COVID-19 – Health and Safety Dismissals

By Rachel Davis

Principal Associate

Prior to the coronavirus pandemic, employment disputes in which individuals refused to work because of danger were relatively rarely seen by employment tribunals.

The pandemic is likely to change this. The health and safety of employees has suddenly become a widespread and complex problem. For as long as the virus remains prevalent, the workplace is potentially an environment which poses serious danger for employees.

Automatic Unfair Dismissal

This unprecedented era is likely to see an increase in automatic unfair dismissal claims arising from health and safety matters.

All employers have a duty to provide a safe place of work and employees are protected by law if they take certain actions to protect themselves from dangers in the workplace.

Employees are protected if they reasonably believe that they are in serious and imminent danger and they take appropriate steps to protect themselves from this danger. For example, if an employee sees a colleague coughing and looking feverish, they might reasonably believe that the colleague has coronavirus and leave work in fear of contracting it themselves.

It does not matter whether there actually is serious and imminent danger or what the employer thinks; what matters is what the employee reasonably believed at the time they acted.

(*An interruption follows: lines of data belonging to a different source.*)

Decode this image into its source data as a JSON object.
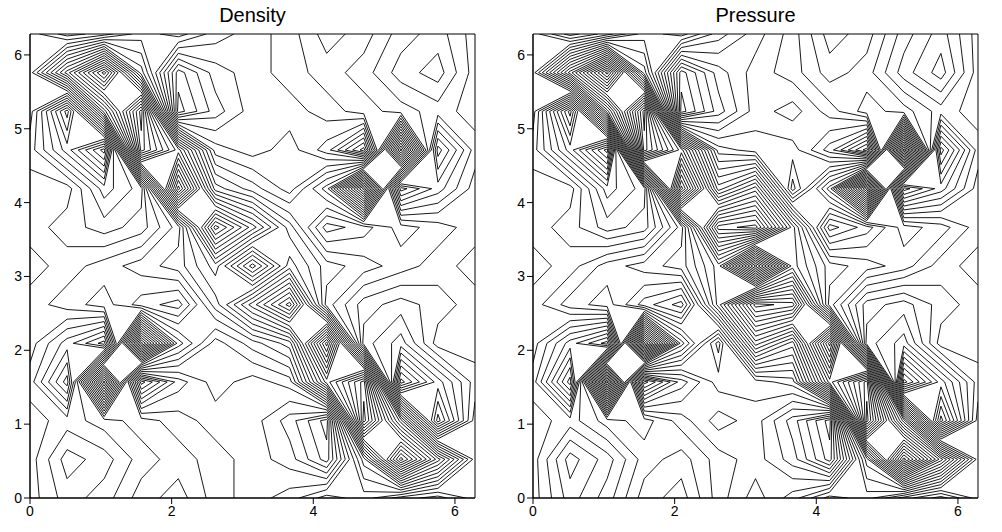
{
  "chart_data": [
    {
      "type": "contour",
      "title": "Density",
      "color": "#000000",
      "xlim": [
        0,
        6.2832
      ],
      "ylim": [
        0,
        6.2832
      ],
      "xticks": [
        0,
        2,
        4,
        6
      ],
      "yticks": [
        0,
        1,
        2,
        3,
        4,
        5,
        6
      ],
      "x": [
        0,
        0.5236,
        1.0472,
        1.5708,
        2.0944,
        2.618,
        3.1416,
        3.6652,
        4.1888,
        4.7124,
        5.236,
        5.7596,
        6.2832
      ],
      "y": [
        0,
        0.5236,
        1.0472,
        1.5708,
        2.0944,
        2.618,
        3.1416,
        3.6652,
        4.1888,
        4.7124,
        5.236,
        5.7596,
        6.2832
      ],
      "levels": [
        1.55,
        1.65,
        1.75,
        1.85,
        1.95,
        2.05,
        2.15,
        2.25,
        2.35,
        2.45,
        2.55,
        2.65,
        2.75,
        2.85,
        2.95,
        3.05,
        3.15,
        3.25,
        3.35,
        3.45,
        3.55,
        3.65,
        3.75,
        3.85,
        3.95,
        4.05,
        4.15,
        4.25,
        4.35
      ],
      "z": [
        [
          2.6,
          2.4,
          2.5,
          2.7,
          2.8,
          2.6,
          2.5,
          2.6,
          2.8,
          2.7,
          2.5,
          2.4,
          2.6
        ],
        [
          2.6,
          2.3,
          2.4,
          2.6,
          2.7,
          2.6,
          2.5,
          2.4,
          2.1,
          3.0,
          4.2,
          3.4,
          2.6
        ],
        [
          2.6,
          2.5,
          2.6,
          2.7,
          2.6,
          2.5,
          2.5,
          2.3,
          2.0,
          4.3,
          3.2,
          1.8,
          2.6
        ],
        [
          2.5,
          2.0,
          4.0,
          1.9,
          2.4,
          2.6,
          2.5,
          2.6,
          3.6,
          4.2,
          1.6,
          2.1,
          2.5
        ],
        [
          2.6,
          2.3,
          2.0,
          4.3,
          3.0,
          2.6,
          2.8,
          3.0,
          4.3,
          2.4,
          2.2,
          2.6,
          2.6
        ],
        [
          2.6,
          2.7,
          2.8,
          2.6,
          2.5,
          3.0,
          3.5,
          4.0,
          2.8,
          2.5,
          2.4,
          2.5,
          2.6
        ],
        [
          2.5,
          2.6,
          2.7,
          2.8,
          2.9,
          3.2,
          2.6,
          3.2,
          2.9,
          2.8,
          2.7,
          2.6,
          2.5
        ],
        [
          2.6,
          2.5,
          2.4,
          2.5,
          2.8,
          4.0,
          3.5,
          3.0,
          2.5,
          2.6,
          2.8,
          2.7,
          2.6
        ],
        [
          2.6,
          2.6,
          2.2,
          2.4,
          4.3,
          3.0,
          2.8,
          2.6,
          3.0,
          4.3,
          2.0,
          2.3,
          2.6
        ],
        [
          2.5,
          2.1,
          1.6,
          4.2,
          3.6,
          2.6,
          2.5,
          2.6,
          2.4,
          1.9,
          4.0,
          2.0,
          2.5
        ],
        [
          2.6,
          1.8,
          3.2,
          4.3,
          2.0,
          2.3,
          2.5,
          2.5,
          2.6,
          2.7,
          2.6,
          2.5,
          2.6
        ],
        [
          2.6,
          3.4,
          4.2,
          3.0,
          2.1,
          2.4,
          2.5,
          2.6,
          2.7,
          2.6,
          2.4,
          2.3,
          2.6
        ],
        [
          2.6,
          2.4,
          2.5,
          2.7,
          2.8,
          2.6,
          2.5,
          2.6,
          2.8,
          2.7,
          2.5,
          2.4,
          2.6
        ]
      ]
    },
    {
      "type": "contour",
      "title": "Pressure",
      "color": "#000000",
      "xlim": [
        0,
        6.2832
      ],
      "ylim": [
        0,
        6.2832
      ],
      "xticks": [
        0,
        2,
        4,
        6
      ],
      "yticks": [
        0,
        1,
        2,
        3,
        4,
        5,
        6
      ],
      "x": [
        0,
        0.5236,
        1.0472,
        1.5708,
        2.0944,
        2.618,
        3.1416,
        3.6652,
        4.1888,
        4.7124,
        5.236,
        5.7596,
        6.2832
      ],
      "y": [
        0,
        0.5236,
        1.0472,
        1.5708,
        2.0944,
        2.618,
        3.1416,
        3.6652,
        4.1888,
        4.7124,
        5.236,
        5.7596,
        6.2832
      ],
      "levels": [
        1.45,
        1.55,
        1.65,
        1.75,
        1.85,
        1.95,
        2.05,
        2.15,
        2.25,
        2.35,
        2.45,
        2.55,
        2.65,
        2.75,
        2.85,
        2.95,
        3.05,
        3.15,
        3.25,
        3.35,
        3.45,
        3.55,
        3.65,
        3.75,
        3.85,
        3.95,
        4.05,
        4.15,
        4.25,
        4.35,
        4.45,
        4.55,
        4.65
      ],
      "z": [
        [
          2.6,
          2.3,
          2.5,
          2.8,
          2.9,
          2.6,
          2.4,
          2.6,
          2.9,
          2.8,
          2.5,
          2.3,
          2.6
        ],
        [
          2.6,
          2.2,
          2.4,
          2.7,
          2.8,
          2.6,
          2.5,
          2.3,
          1.9,
          3.1,
          4.6,
          3.6,
          2.6
        ],
        [
          2.6,
          2.5,
          2.7,
          2.8,
          2.6,
          2.4,
          2.5,
          2.2,
          1.8,
          4.7,
          3.3,
          1.6,
          2.6
        ],
        [
          2.5,
          1.8,
          4.4,
          1.8,
          2.3,
          2.6,
          2.6,
          2.7,
          3.9,
          4.6,
          1.4,
          2.0,
          2.5
        ],
        [
          2.6,
          2.2,
          1.9,
          4.6,
          3.1,
          2.4,
          3.6,
          3.2,
          4.6,
          2.3,
          2.1,
          2.6,
          2.6
        ],
        [
          2.6,
          2.8,
          2.9,
          2.6,
          2.4,
          3.4,
          4.4,
          4.3,
          2.9,
          2.4,
          2.3,
          2.5,
          2.6
        ],
        [
          2.5,
          2.6,
          2.8,
          2.9,
          3.0,
          3.4,
          2.2,
          3.4,
          3.0,
          2.9,
          2.8,
          2.6,
          2.5
        ],
        [
          2.6,
          2.5,
          2.3,
          2.4,
          2.9,
          4.3,
          4.4,
          3.4,
          2.4,
          2.6,
          2.9,
          2.8,
          2.6
        ],
        [
          2.6,
          2.6,
          2.1,
          2.3,
          4.6,
          3.2,
          3.6,
          2.4,
          3.1,
          4.6,
          1.9,
          2.2,
          2.6
        ],
        [
          2.5,
          2.0,
          1.4,
          4.6,
          3.9,
          2.7,
          2.6,
          2.6,
          2.3,
          1.8,
          4.4,
          1.8,
          2.5
        ],
        [
          2.6,
          1.6,
          3.3,
          4.7,
          1.8,
          2.2,
          2.5,
          2.4,
          2.6,
          2.8,
          2.7,
          2.5,
          2.6
        ],
        [
          2.6,
          3.6,
          4.6,
          3.1,
          1.9,
          2.3,
          2.5,
          2.6,
          2.8,
          2.7,
          2.4,
          2.2,
          2.6
        ],
        [
          2.6,
          2.3,
          2.5,
          2.8,
          2.9,
          2.6,
          2.4,
          2.6,
          2.9,
          2.8,
          2.5,
          2.3,
          2.6
        ]
      ]
    }
  ]
}
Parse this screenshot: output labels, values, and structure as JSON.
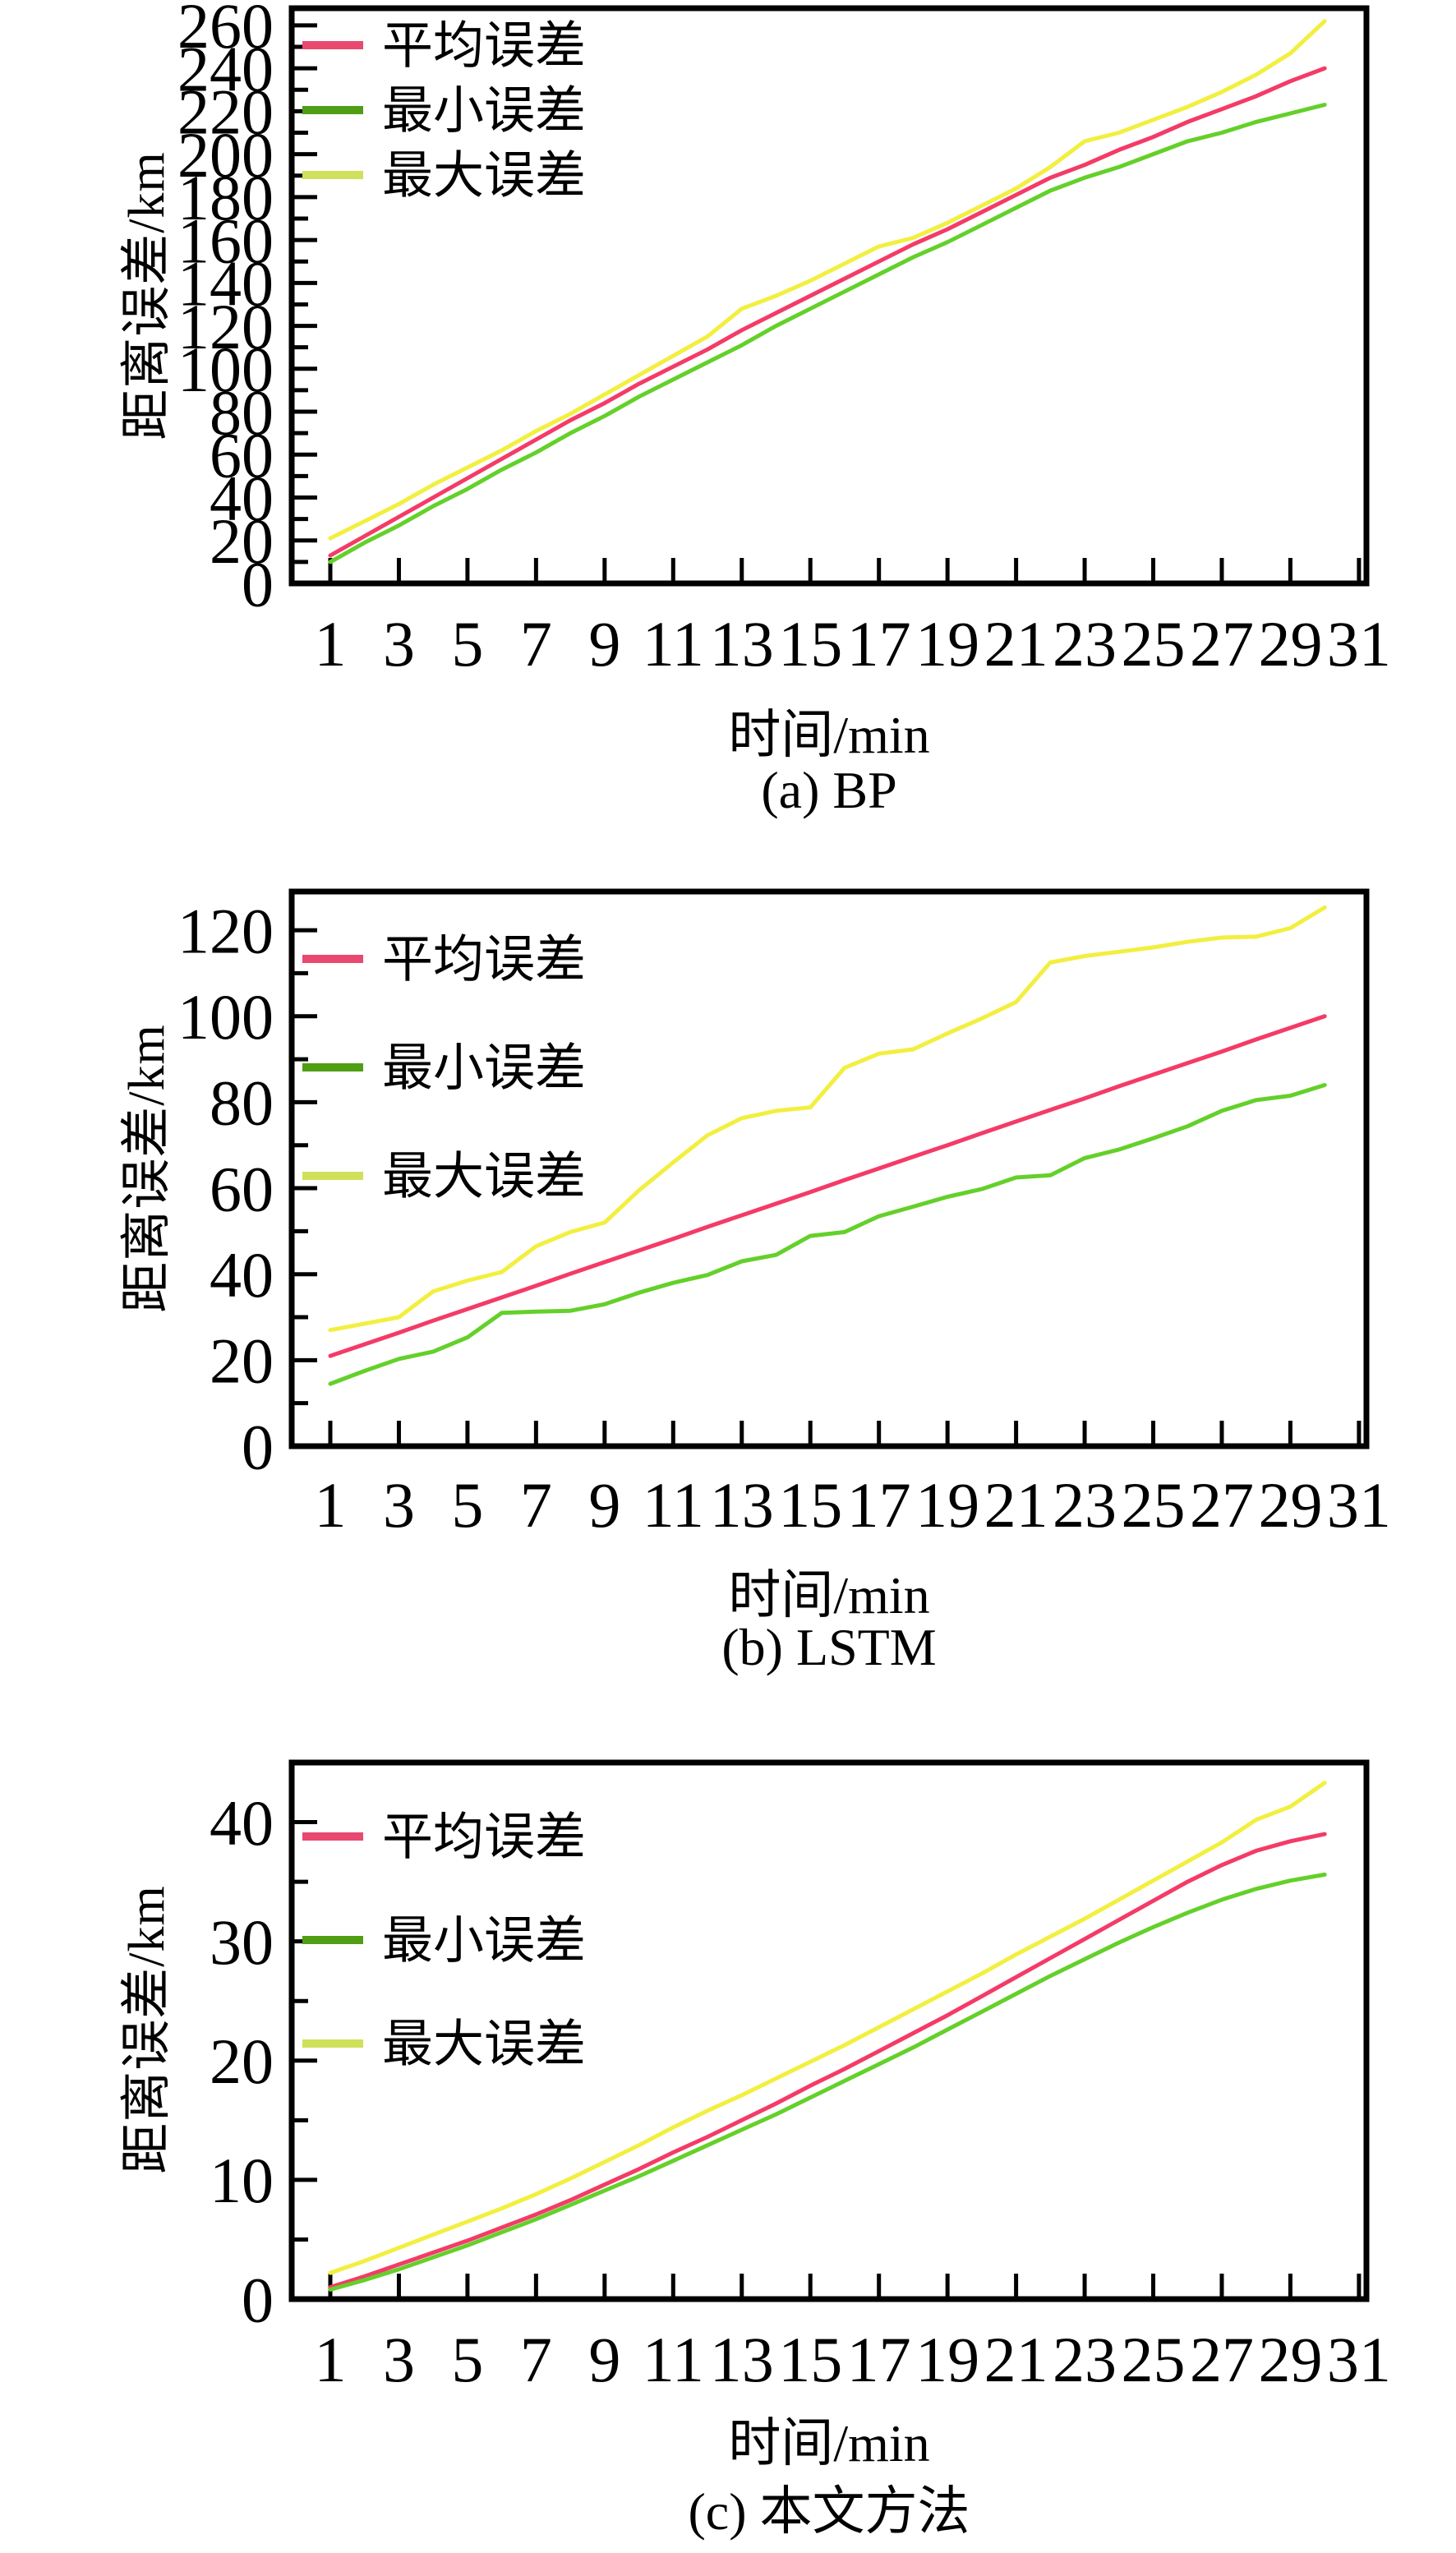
{
  "page": {
    "background": "#ffffff",
    "axis_color": "#000000"
  },
  "chart_data": [
    {
      "type": "line",
      "id": "bp",
      "caption": "(a) BP",
      "xlabel": "时间/min",
      "ylabel": "距离误差/km",
      "xlim": [
        -0.15,
        31.2
      ],
      "ylim": [
        0,
        268
      ],
      "grid": false,
      "legend_position": "top-left-inside",
      "xticks": [
        1,
        3,
        5,
        7,
        9,
        11,
        13,
        15,
        17,
        19,
        21,
        23,
        25,
        27,
        29,
        31
      ],
      "yticks_major": [
        0,
        20,
        40,
        60,
        80,
        100,
        120,
        140,
        160,
        180,
        200,
        220,
        240,
        260
      ],
      "yticks_minor": [
        10,
        30,
        50,
        70,
        90,
        110,
        130,
        150,
        170,
        190,
        210,
        230,
        250
      ],
      "x": [
        1,
        2,
        3,
        4,
        5,
        6,
        7,
        8,
        9,
        10,
        11,
        12,
        13,
        14,
        15,
        16,
        17,
        18,
        19,
        20,
        21,
        22,
        23,
        24,
        25,
        26,
        27,
        28,
        29,
        30
      ],
      "series": [
        {
          "name": "平均误差",
          "role": "mean",
          "color": "#f43b67",
          "legend_color": "#e9486f",
          "values": [
            13,
            22,
            31,
            40,
            49,
            58,
            67,
            76,
            84,
            93,
            101,
            109,
            118,
            126,
            134,
            142,
            150,
            158,
            165,
            173,
            181,
            189,
            195,
            202,
            208,
            215,
            221,
            227,
            234,
            240
          ]
        },
        {
          "name": "最小误差",
          "role": "min",
          "color": "#64d02a",
          "legend_color": "#4f9e13",
          "values": [
            10,
            19,
            27,
            36,
            44,
            53,
            61,
            70,
            78,
            87,
            95,
            103,
            111,
            120,
            128,
            136,
            144,
            152,
            159,
            167,
            175,
            183,
            189,
            194,
            200,
            206,
            210,
            215,
            219,
            223
          ]
        },
        {
          "name": "最大误差",
          "role": "max",
          "color": "#f2ef40",
          "legend_color": "#cfe05a",
          "values": [
            21,
            29,
            37,
            46,
            54,
            62,
            71,
            79,
            88,
            97,
            106,
            115,
            128,
            134,
            141,
            149,
            157,
            161,
            168,
            176,
            184,
            194,
            206,
            210,
            216,
            222,
            229,
            237,
            247,
            262
          ]
        }
      ]
    },
    {
      "type": "line",
      "id": "lstm",
      "caption": "(b) LSTM",
      "xlabel": "时间/min",
      "ylabel": "距离误差/km",
      "xlim": [
        -0.15,
        31.2
      ],
      "ylim": [
        0,
        129
      ],
      "grid": false,
      "legend_position": "top-left-inside",
      "xticks": [
        1,
        3,
        5,
        7,
        9,
        11,
        13,
        15,
        17,
        19,
        21,
        23,
        25,
        27,
        29,
        31
      ],
      "yticks_major": [
        0,
        20,
        40,
        60,
        80,
        100,
        120
      ],
      "yticks_minor": [
        10,
        30,
        50,
        70,
        90,
        110
      ],
      "x": [
        1,
        2,
        3,
        4,
        5,
        6,
        7,
        8,
        9,
        10,
        11,
        12,
        13,
        14,
        15,
        16,
        17,
        18,
        19,
        20,
        21,
        22,
        23,
        24,
        25,
        26,
        27,
        28,
        29,
        30
      ],
      "series": [
        {
          "name": "平均误差",
          "role": "mean",
          "color": "#f43b67",
          "legend_color": "#e9486f",
          "values": [
            21,
            23.7,
            26.4,
            29.2,
            31.9,
            34.6,
            37.3,
            40.1,
            42.8,
            45.5,
            48.2,
            51,
            53.7,
            56.4,
            59.1,
            61.9,
            64.6,
            67.3,
            70,
            72.8,
            75.5,
            78.2,
            80.9,
            83.7,
            86.4,
            89.1,
            91.8,
            94.6,
            97.3,
            100
          ]
        },
        {
          "name": "最小误差",
          "role": "min",
          "color": "#64d02a",
          "legend_color": "#4f9e13",
          "values": [
            14.5,
            17.5,
            20.3,
            22,
            25.3,
            31,
            31.3,
            31.5,
            33,
            35.7,
            38,
            39.8,
            43,
            44.5,
            48.9,
            49.8,
            53.5,
            55.7,
            58,
            59.8,
            62.5,
            63,
            67,
            69,
            71.6,
            74.4,
            78,
            80.5,
            81.5,
            84
          ]
        },
        {
          "name": "最大误差",
          "role": "max",
          "color": "#f2ef40",
          "legend_color": "#cfe05a",
          "values": [
            27,
            28.5,
            30,
            36,
            38.5,
            40.5,
            46.5,
            49.8,
            52,
            59.5,
            66,
            72.3,
            76.3,
            78,
            78.8,
            88,
            91.3,
            92.3,
            96,
            99.5,
            103.3,
            112.5,
            114,
            115,
            116,
            117.3,
            118.3,
            118.5,
            120.5,
            125.3
          ]
        }
      ]
    },
    {
      "type": "line",
      "id": "proposed",
      "caption": "(c) 本文方法",
      "xlabel": "时间/min",
      "ylabel": "距离误差/km",
      "xlim": [
        -0.15,
        31.2
      ],
      "ylim": [
        0,
        45
      ],
      "grid": false,
      "legend_position": "top-left-inside",
      "xticks": [
        1,
        3,
        5,
        7,
        9,
        11,
        13,
        15,
        17,
        19,
        21,
        23,
        25,
        27,
        29,
        31
      ],
      "yticks_major": [
        0,
        10,
        20,
        30,
        40
      ],
      "yticks_minor": [
        5,
        15,
        25,
        35
      ],
      "x": [
        1,
        2,
        3,
        4,
        5,
        6,
        7,
        8,
        9,
        10,
        11,
        12,
        13,
        14,
        15,
        16,
        17,
        18,
        19,
        20,
        21,
        22,
        23,
        24,
        25,
        26,
        27,
        28,
        29,
        30
      ],
      "series": [
        {
          "name": "平均误差",
          "role": "mean",
          "color": "#f43b67",
          "legend_color": "#e9486f",
          "values": [
            1,
            1.9,
            2.9,
            3.9,
            4.9,
            6,
            7.1,
            8.3,
            9.6,
            10.9,
            12.3,
            13.6,
            15,
            16.4,
            17.9,
            19.3,
            20.8,
            22.3,
            23.8,
            25.4,
            27,
            28.6,
            30.2,
            31.8,
            33.4,
            35,
            36.4,
            37.6,
            38.4,
            39
          ]
        },
        {
          "name": "最小误差",
          "role": "min",
          "color": "#64d02a",
          "legend_color": "#4f9e13",
          "values": [
            0.8,
            1.6,
            2.5,
            3.5,
            4.5,
            5.6,
            6.7,
            7.9,
            9.1,
            10.3,
            11.6,
            12.9,
            14.2,
            15.5,
            16.9,
            18.3,
            19.7,
            21.1,
            22.6,
            24.1,
            25.6,
            27.1,
            28.5,
            29.9,
            31.2,
            32.4,
            33.5,
            34.4,
            35.1,
            35.6
          ]
        },
        {
          "name": "最大误差",
          "role": "max",
          "color": "#f2ef40",
          "legend_color": "#cfe05a",
          "values": [
            2.2,
            3.2,
            4.3,
            5.4,
            6.5,
            7.6,
            8.8,
            10.1,
            11.5,
            12.9,
            14.4,
            15.8,
            17.1,
            18.5,
            19.9,
            21.3,
            22.8,
            24.3,
            25.8,
            27.3,
            28.9,
            30.4,
            31.9,
            33.5,
            35.1,
            36.7,
            38.3,
            40.2,
            41.3,
            43.3
          ]
        }
      ]
    }
  ]
}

The risk of contracting coronavirus is evidently capable of being a ‘danger’ at work as individuals are interacting with colleagues and members of the public. As the Coronavirus Regulations describe the virus as a ‘serious and imminent threat to public health’ it is unlikely that employers will be able to successfully defend claims on the basis that the risk of coronavirus was not serious.

If an employee is dismissed because they left work because they reasonably believed they were in serious and imminent danger, any dismissal is likely to be deemed automatically unfair.

Furthermore, where an employee has taken such protected action, there is no period of qualifying service and any compensatory award is uncapped. This means that employees who have only been working for an employer for a short period of time can make large claims for compensation, particularly in circumstances in which unemployment is high and finding alternative employment will not be easy.

Constructive Dismissal

Every employment contract contains an implied term that the employer will take reasonable steps to ensure the safety of their employees. If an employer fails to take care of its employees’ safety during the pandemic, employees may be able to resign and claim constructive dismissal on the basis of a fundamental breach of that term. A constructive dismissal may be automatically unfair if the reason for the employer’s repudiatory breach is retaliation against the employee for doing a protected act

So, if an employee resigns because of something the employer has done in retaliation for the employee raising a health and safety concern, that resignation may be deemed to be constructive dismissal and the employee will be able to claim unlimited damages without any qualifying period of service required.

Furloughing in Response to Health and Safety Complaints

If an employee refuses to attend their workplace because they reasonably believe that the danger from coronavirus is serious and imminent, and in response the employer furloughs and reduces their pay to 80%, an employee may well be able to claim automatic unfair dismissal. This is because however reasonable an employer’s conduct is, reducing an individual’s pay without their consent is a repudiatory breach of the employment contract. This means the breach is sufficiently serious to justify termination of the contract.

An employer might be able to defend such a claim by contending that the reason for furloughing the employee was not as a result of their protected conduct, but because the employer was not able to provide a working environment in which the employee felt safe. However, that is a narrow distinction that would be risky to rely on.

No doubt in the future, employment tribunals will need to consider to what extent employees can be expected to bear an increased degree of risk at work because of COVID-19 and how far employers can be expected to go to protect employees from this new danger.

This is an unprecedented situation where the employer’s instruction is likely to be reasonable, and the employee’s refusal to attend the place of work fearing danger may also be reasonable. In employment law terms, this leaves both reasonable employers and fearful employees with difficult decisions about what steps to take in such circumstances.